The unicellular flagellates belonging to the division Cryptophyta are asymmetric cells dorsiventrally
constructed (Figure 1.36). They bear two unequal, hairy flagella, subapically inserted, emerging
from above a deep gullet located on the ventral side of the cell. The wall of this gullet is lined
by numerous ejectosomes similar to trichocysts. Cryptophytes are typically free-swimming in
freshwater and marine habitats; palmelloid phases can also be formed, and some members are
known to be zooxanthellae in host invertebrates or within certain marine ciliates. Cryptophyta
possess only chlorophylls a and c2. Phycobilins are present in the thylakoid lumen rather than in
phycobilisomes. The chloroplasts, one or two per cell, are surrounded by a fold of the endoplasmic
reticulum. In the space between these membranes a peculiar organelle, the nucleomorph, is located.
This organelle can be interpreted as the vestigial nucleus of the red algal endosymbiont that gave
rise to the chloroplasts of the Cryptophyta. Thylakoids are arranged in pairs, with no girdle lamellae.
The pyrenoid projects out from the inner side of the chloroplast. The chloroplast DNA is condensed
in small nucleoids scattered inside the chloroplast. The reserve polysaccharide accumulates in the periplastidial space as starch granules. Sometimes an eyespot formed by spherical globules is
present inside the plastid, but it is not associated with the flagella. The cell is enclosed in a stiff,
proteinaceous periplast, made of polygonal plates. Most forms are photosynthetic, but heterotrophic
nutrition also occurs. The primary method of reproduction is simply by longitudinal cell division,
but sexual reproduction has recently been documented.
FIGURE 1.36 Unicell of Cryptomonas sp. (Bar: 6 µm.)

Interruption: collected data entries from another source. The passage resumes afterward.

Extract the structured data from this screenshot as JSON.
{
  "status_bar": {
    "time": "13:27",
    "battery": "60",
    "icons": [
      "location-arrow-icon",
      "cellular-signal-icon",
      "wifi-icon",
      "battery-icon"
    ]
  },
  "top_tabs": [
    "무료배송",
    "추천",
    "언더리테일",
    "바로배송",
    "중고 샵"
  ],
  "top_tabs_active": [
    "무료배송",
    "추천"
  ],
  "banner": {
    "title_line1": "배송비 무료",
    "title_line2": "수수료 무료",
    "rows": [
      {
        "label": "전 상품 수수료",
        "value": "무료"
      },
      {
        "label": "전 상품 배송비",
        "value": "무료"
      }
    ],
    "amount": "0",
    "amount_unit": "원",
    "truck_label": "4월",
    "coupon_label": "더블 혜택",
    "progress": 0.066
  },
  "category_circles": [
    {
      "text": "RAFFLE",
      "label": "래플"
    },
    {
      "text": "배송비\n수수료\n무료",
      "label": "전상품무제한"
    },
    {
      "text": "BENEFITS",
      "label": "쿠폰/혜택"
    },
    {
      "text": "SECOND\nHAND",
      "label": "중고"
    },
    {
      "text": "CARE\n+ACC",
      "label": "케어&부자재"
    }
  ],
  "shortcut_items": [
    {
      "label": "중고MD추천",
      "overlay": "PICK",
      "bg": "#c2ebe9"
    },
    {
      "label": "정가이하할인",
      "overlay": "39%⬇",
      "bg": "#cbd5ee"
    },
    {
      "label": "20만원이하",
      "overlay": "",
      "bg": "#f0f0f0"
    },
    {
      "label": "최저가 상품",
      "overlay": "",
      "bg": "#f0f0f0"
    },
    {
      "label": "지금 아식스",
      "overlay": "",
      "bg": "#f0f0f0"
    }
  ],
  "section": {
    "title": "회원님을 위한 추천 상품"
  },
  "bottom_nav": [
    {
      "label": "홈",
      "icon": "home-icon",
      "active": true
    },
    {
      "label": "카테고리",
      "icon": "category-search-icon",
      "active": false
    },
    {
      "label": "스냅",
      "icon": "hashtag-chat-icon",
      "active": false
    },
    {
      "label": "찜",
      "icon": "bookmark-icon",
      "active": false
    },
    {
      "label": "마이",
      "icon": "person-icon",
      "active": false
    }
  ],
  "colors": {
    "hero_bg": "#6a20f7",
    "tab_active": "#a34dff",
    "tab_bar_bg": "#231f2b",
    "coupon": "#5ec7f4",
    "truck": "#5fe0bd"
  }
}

The members of this division are typical unicellular flagellates (Figure 1.37) but can be also nonflagellate,
ameboid, coccoid, palmelloid, or filamentous. Dinoflagellates have two flagella with
independent beating pattern, one training and the other girdling that confers characteristic rotatory
swimming whirling motion. Flagella are apically inserted (desmokont type) or emerge from a
region close to the midpoint of the ventral side of the cell (dinokont type). Most dinoflagellates
are characterized by cell-covering components that lie beneath the cell membrane. Around the
cell there is a superficial layer of flat, polygonal vesicles, which can be empty or filled with cellulose plates. In dinokont type dinoflagellates, these thecal plates generally form a bi-partite armor, consisting
of an upper, anterior half and a lower, posterior half, separated by a groove known as cingulum
where the transversal flagellum is located (Figure 1.38). A smaller groove, the sulcus,
extends posteriorly from the cingulum, and hosts the longitudinal flagellum. The two flagella
emerge from a pore located at the intersection of the two grooves. Very often they are important
components of the microplankton of freshwater and marine habitats.
Though most are too large
(2–2000 mm) to be consumed by filter feeders, they are readily eaten by larger protozoa, rotifer,
and planktivorous fishes. Some Dinoflagellates are invertebrate parasites, others are endosymbionts
(zooxanthellae) of tropical corals. Dinoflagellates possess chlorophylls a, b, c1, and c2, fucoxanthin,
other carotenoids, and xanthophylls such as peridinin, gyroxanthin diester, dinoxanthin, diadinoxantin,
and fucoxanthin. The chloroplasts, if present, are surrounded by three membranes. Within the
chloroplasts the thylakoids are for the most part united in a stack of three. The chloroplast DNA is
localized in small nodules scattered in the whole chloroplast, with typical pyrenoids. A really
complex photoreceptive system is present in the dinophytes such as Warnowia polyphemus,
Warnowia pulchra, or Erythropsidinium agile consisting of a “compound eye” composed of a
lens and a retinoid. Most dinoflagellates are distinguished by a dinokaryon, a special eukaryotic
nucleus involving fibrillar chromosomes that remain condensed during the mitotic cycles. The principal
reserve polysaccharide is starch, located as grains in the cytoplasm, but oil droplets are present
in some genera. At the surface of the cell there are trichocysts which discharge explosively when
stimulated. Besides photoautotrophy, dinoflagellates exhibit an amazing diversity of nutritional
types because about half of the known species lack plastids and are therefore obligate heterotrophic.
Some are notorious for nuisance blooms and toxin production, and many exhibit bioluminescence.
Dinophyceae have generally a haplontic life history.
|FIGURE 1.37 A marine dinoflagellate. (Bar: 30 µm.)
||FIGURE 1.38 Dorsal view of Gonyaulax sp., a brackish water dinoflagellate.